Apotheken in Not: Appell gegen weitere Belastungen
Berlin – Nach Bekanntwerden der neuen Pläne der Bundesregierung für die Reform der GKV-Finanzen warnt Thomas Preis, Präsident der ABDA, eindringlich davor, das Versprechen einer Apothekenstärkung zu verwässern. Er plädiert für eine entschlossene Umsetzung der zugesagten finanziellen Unterstützung, um die flächendeckende Arzneimittelversorgung und die persönliche Beratung in Gefahr gebietenden Regionen nicht weiter auszudünnen. 'Jede geschlossene Apotheke ist ein Verlust für die Menschen – wir stehen zu unserer Unterstützung für die Ministerin, aber es braucht jetzt Taten statt weiterer Ankündigungen', betont Preis.
15.04.26 12:44 Uhr | 7 mal gelesen
Die jüngsten Aussagen von Bundesgesundheitsministerin Nina Warken, dass Apotheken nun offenbar doch an den geplanten Einsparungen der gesetzlichen Krankenkassen beteiligt werden sollen, stoßen bei ABDA-Präsident Thomas Preis auf scharfe Kritik. Er bezeichnet dieses Vorgehen als deutlichen Widerspruch zum Koalitionsvertrag, in dem die Regierung eigentlich eine spürbare wirtschaftliche Besserstellung der Apotheken zugesagt habe. 'Sollte mit einer Hand das Fixhonorar erhöht, mit der anderen aber der Kassenabschlag angehoben werden, wäre das ein Nullsummenspiel – oder schlimmer: eine weitere Verschlechterung. Das können wir nicht akzeptieren', unterstreicht Preis. Schon jetzt habe das jahrelang stagnierende Honorar der Apotheken dazu geführt, dass ihre Arbeit den Krankenkassen massive Einsparungen in Milliardenhöhe beschert habe, ohne dass sie dafür eine angemessene Kompensation bekamen. Die Schließungswelle – etwa jede 20 Stunden schließt in Deutschland eine Apotheke – bedeute handfeste Nachteile für Menschen auf dem Land und in Städten. Mehr Informationen unter www.abda.de.

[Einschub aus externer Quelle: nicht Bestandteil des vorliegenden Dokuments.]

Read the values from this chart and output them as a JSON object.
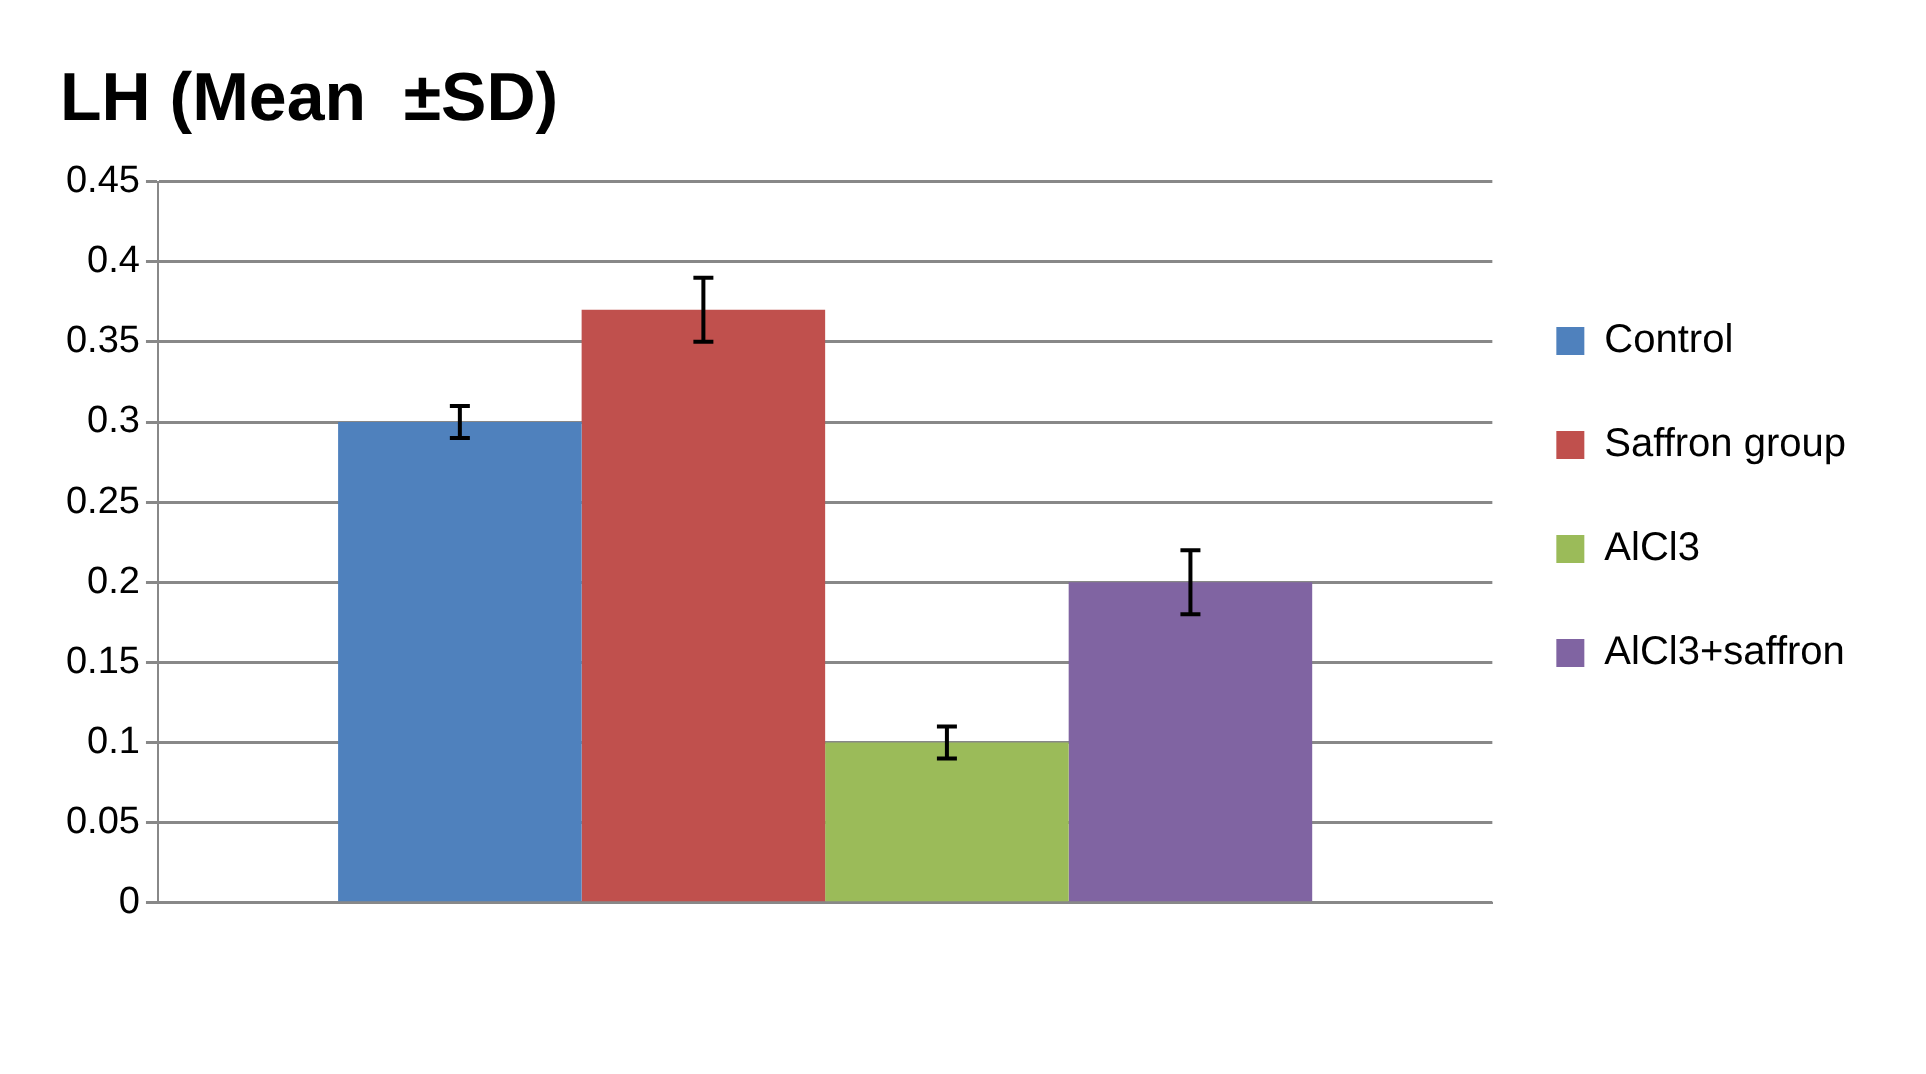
{
  "chart_data": {
    "type": "bar",
    "title": "LH (Mean  ±SD)",
    "categories": [
      null
    ],
    "series": [
      {
        "name": "Control",
        "color": "#4f81bd",
        "values": [
          0.3
        ],
        "errors": [
          0.01
        ]
      },
      {
        "name": "Saffron group",
        "color": "#c0504d",
        "values": [
          0.37
        ],
        "errors": [
          0.02
        ]
      },
      {
        "name": "AlCl3",
        "color": "#9bbb59",
        "values": [
          0.1
        ],
        "errors": [
          0.01
        ]
      },
      {
        "name": "AlCl3+saffron",
        "color": "#8064a2",
        "values": [
          0.2
        ],
        "errors": [
          0.02
        ]
      }
    ],
    "ylim": [
      0,
      0.45
    ],
    "yticks": [
      0,
      0.05,
      0.1,
      0.15,
      0.2,
      0.25,
      0.3,
      0.35,
      0.4,
      0.45
    ],
    "grid": "y",
    "legend": "right"
  }
}
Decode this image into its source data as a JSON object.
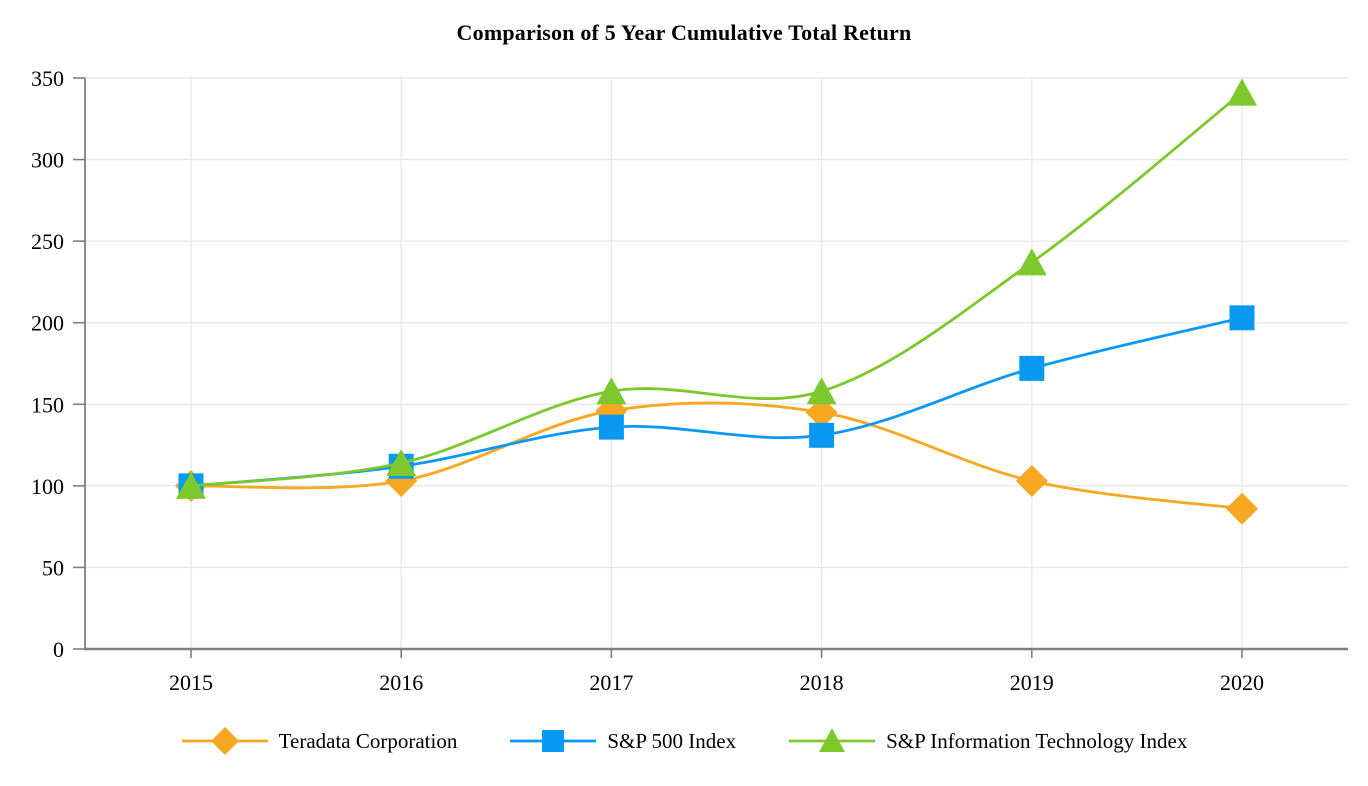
{
  "chart_data": {
    "type": "line",
    "title": "Comparison of 5 Year Cumulative Total Return",
    "categories": [
      "2015",
      "2016",
      "2017",
      "2018",
      "2019",
      "2020"
    ],
    "series": [
      {
        "name": "Teradata Corporation",
        "marker": "diamond",
        "color": "#F7A823",
        "values": [
          100,
          103,
          146,
          145,
          103,
          86
        ]
      },
      {
        "name": "S&P 500 Index",
        "marker": "square",
        "color": "#0999F5",
        "values": [
          100,
          112,
          136,
          131,
          172,
          203
        ]
      },
      {
        "name": "S&P Information Technology Index",
        "marker": "triangle",
        "color": "#7DC82D",
        "values": [
          100,
          114,
          158,
          158,
          237,
          341
        ]
      }
    ],
    "xlabel": "",
    "ylabel": "",
    "ylim": [
      0,
      350
    ],
    "ytick_step": 50,
    "yticks": [
      "0",
      "50",
      "100",
      "150",
      "200",
      "250",
      "300",
      "350"
    ],
    "grid": true,
    "legend_position": "bottom",
    "line_style": "smooth",
    "axis_color": "#7F7F7F",
    "grid_color": "#E8E8E8",
    "background_color": "#FFFFFF",
    "text_color": "#000000"
  }
}
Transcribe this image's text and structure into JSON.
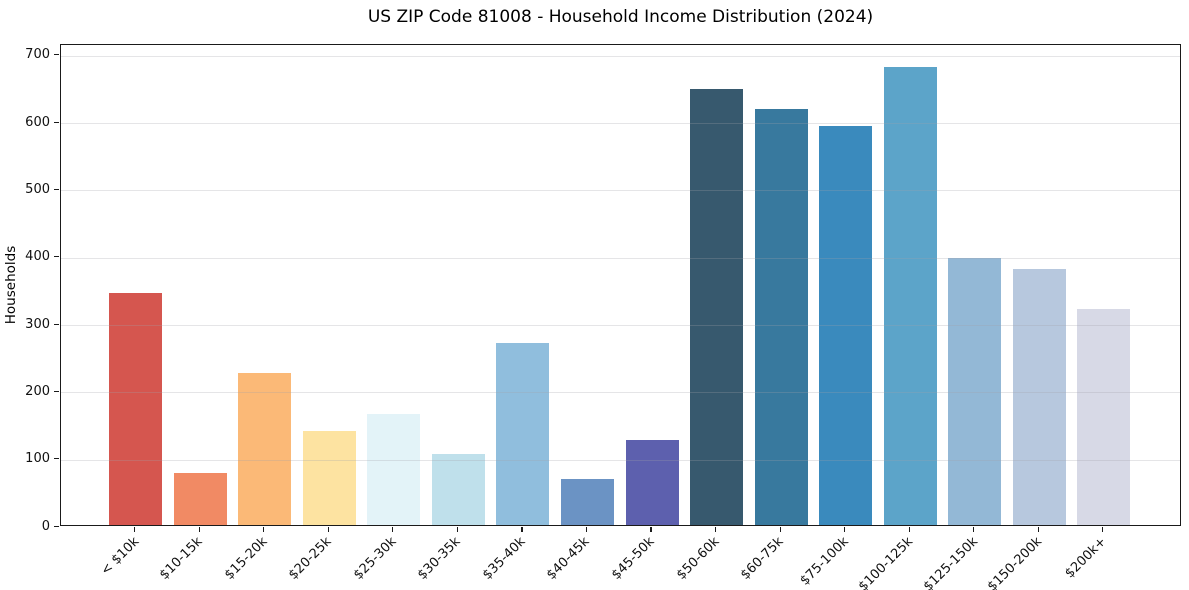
{
  "chart_data": {
    "type": "bar",
    "title": "US ZIP Code 81008 - Household Income Distribution (2024)",
    "xlabel": "",
    "ylabel": "Households",
    "categories": [
      "< $10k",
      "$10-15k",
      "$15-20k",
      "$20-25k",
      "$25-30k",
      "$30-35k",
      "$35-40k",
      "$40-45k",
      "$45-50k",
      "$50-60k",
      "$60-75k",
      "$75-100k",
      "$100-125k",
      "$125-150k",
      "$150-200k",
      "$200k+"
    ],
    "values": [
      345,
      78,
      226,
      140,
      165,
      105,
      270,
      69,
      126,
      648,
      618,
      593,
      680,
      396,
      381,
      321
    ],
    "bar_colors": [
      "#d5564f",
      "#f18a64",
      "#fbb977",
      "#fde3a1",
      "#e3f3f8",
      "#bfe0eb",
      "#90bedd",
      "#6b93c4",
      "#5d60ae",
      "#37596e",
      "#38799e",
      "#3a8abd",
      "#5ca4c9",
      "#93b8d6",
      "#b7c8de",
      "#d7d9e6"
    ],
    "ylim": [
      0,
      716
    ],
    "yticks": [
      0,
      100,
      200,
      300,
      400,
      500,
      600,
      700
    ],
    "grid": "horizontal",
    "legend": "none",
    "background_color": "#ffffff",
    "axis_color": "#1a1a1a",
    "grid_color": "#e8e8ea",
    "x_tick_rotation_deg": 45
  }
}
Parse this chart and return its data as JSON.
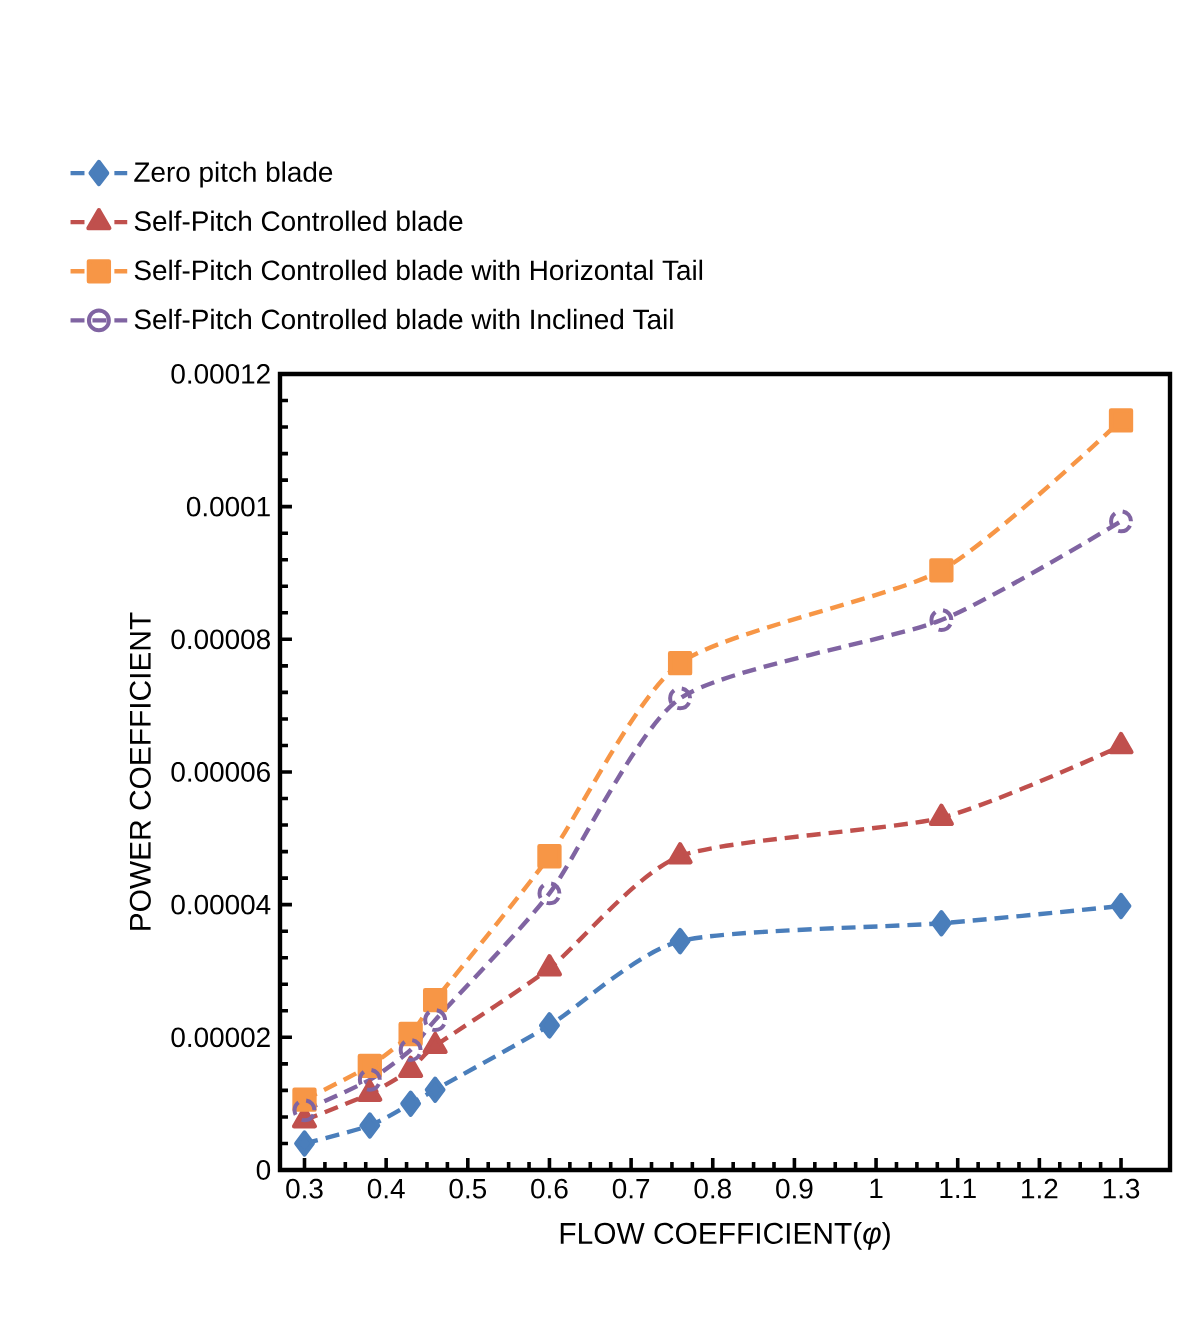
{
  "chart_data": {
    "type": "line",
    "xlabel": "FLOW COEFFICIENT(*φ*)",
    "ylabel": "POWER COEFFICIENT",
    "x": [
      0.3,
      0.38,
      0.43,
      0.46,
      0.6,
      0.76,
      1.08,
      1.3
    ],
    "series": [
      {
        "name": "Zero pitch blade",
        "color": "#4a7ebb",
        "marker": "diamond",
        "values": [
          4e-06,
          6.7e-06,
          1e-05,
          1.21e-05,
          2.18e-05,
          3.45e-05,
          3.72e-05,
          3.98e-05
        ]
      },
      {
        "name": "Self-Pitch Controlled blade",
        "color": "#c0504d",
        "marker": "triangle",
        "values": [
          7.5e-06,
          1.15e-05,
          1.51e-05,
          1.87e-05,
          3.04e-05,
          4.73e-05,
          5.31e-05,
          6.39e-05
        ]
      },
      {
        "name": "Self-Pitch Controlled blade with Horizontal Tail",
        "color": "#f79646",
        "marker": "square",
        "values": [
          1.06e-05,
          1.57e-05,
          2.05e-05,
          2.56e-05,
          4.73e-05,
          7.64e-05,
          9.04e-05,
          0.000113
        ]
      },
      {
        "name": "Self-Pitch Controlled blade with Inclined Tail",
        "color": "#8064a2",
        "marker": "circle",
        "values": [
          9e-06,
          1.36e-05,
          1.81e-05,
          2.26e-05,
          4.17e-05,
          7.11e-05,
          8.29e-05,
          9.78e-05
        ]
      }
    ],
    "xlim": [
      0.27,
      1.36
    ],
    "ylim": [
      0,
      0.00012
    ],
    "xticks": [
      0.3,
      0.4,
      0.5,
      0.6,
      0.7,
      0.8,
      0.9,
      1,
      1.1,
      1.2,
      1.3
    ],
    "yticks": [
      {
        "value": 0,
        "label": "0"
      },
      {
        "value": 2e-05,
        "label": "0.00002"
      },
      {
        "value": 4e-05,
        "label": "0.00004"
      },
      {
        "value": 6e-05,
        "label": "0.00006"
      },
      {
        "value": 8e-05,
        "label": "0.00008"
      },
      {
        "value": 0.0001,
        "label": "0.0001"
      },
      {
        "value": 0.00012,
        "label": "0.00012"
      }
    ],
    "grid": false,
    "legend": "top",
    "line_style": "dashed"
  }
}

Die Debatte um die finanzielle Stabilität von Apotheken in Deutschland ist angesichts der geplanten Reform der Ausgaben der gesetzlichen Krankenversicherung (GKV) neu entbrannt. Thomas Preis von der ABDA fordert eine konsequente und nachhaltige Erhöhung des Fixhonorars für Apotheken, ohne gleichzeitig zusätzliche finanzielle Belastungen durch erhöhte Rabatte an die Kassen einzuführen. Laut aktuellen Medienberichten stehen viele Apotheken nach wie vor unter erheblichem wirtschaftlichem Druck – nicht nur durch stagnierende Honorare, sondern auch aufgrund massiv gestiegener Energie-, Personal- und Mietkosten, was die Versorgungssicherheit gerade in ländlichen Regionen zunehmend bedroht.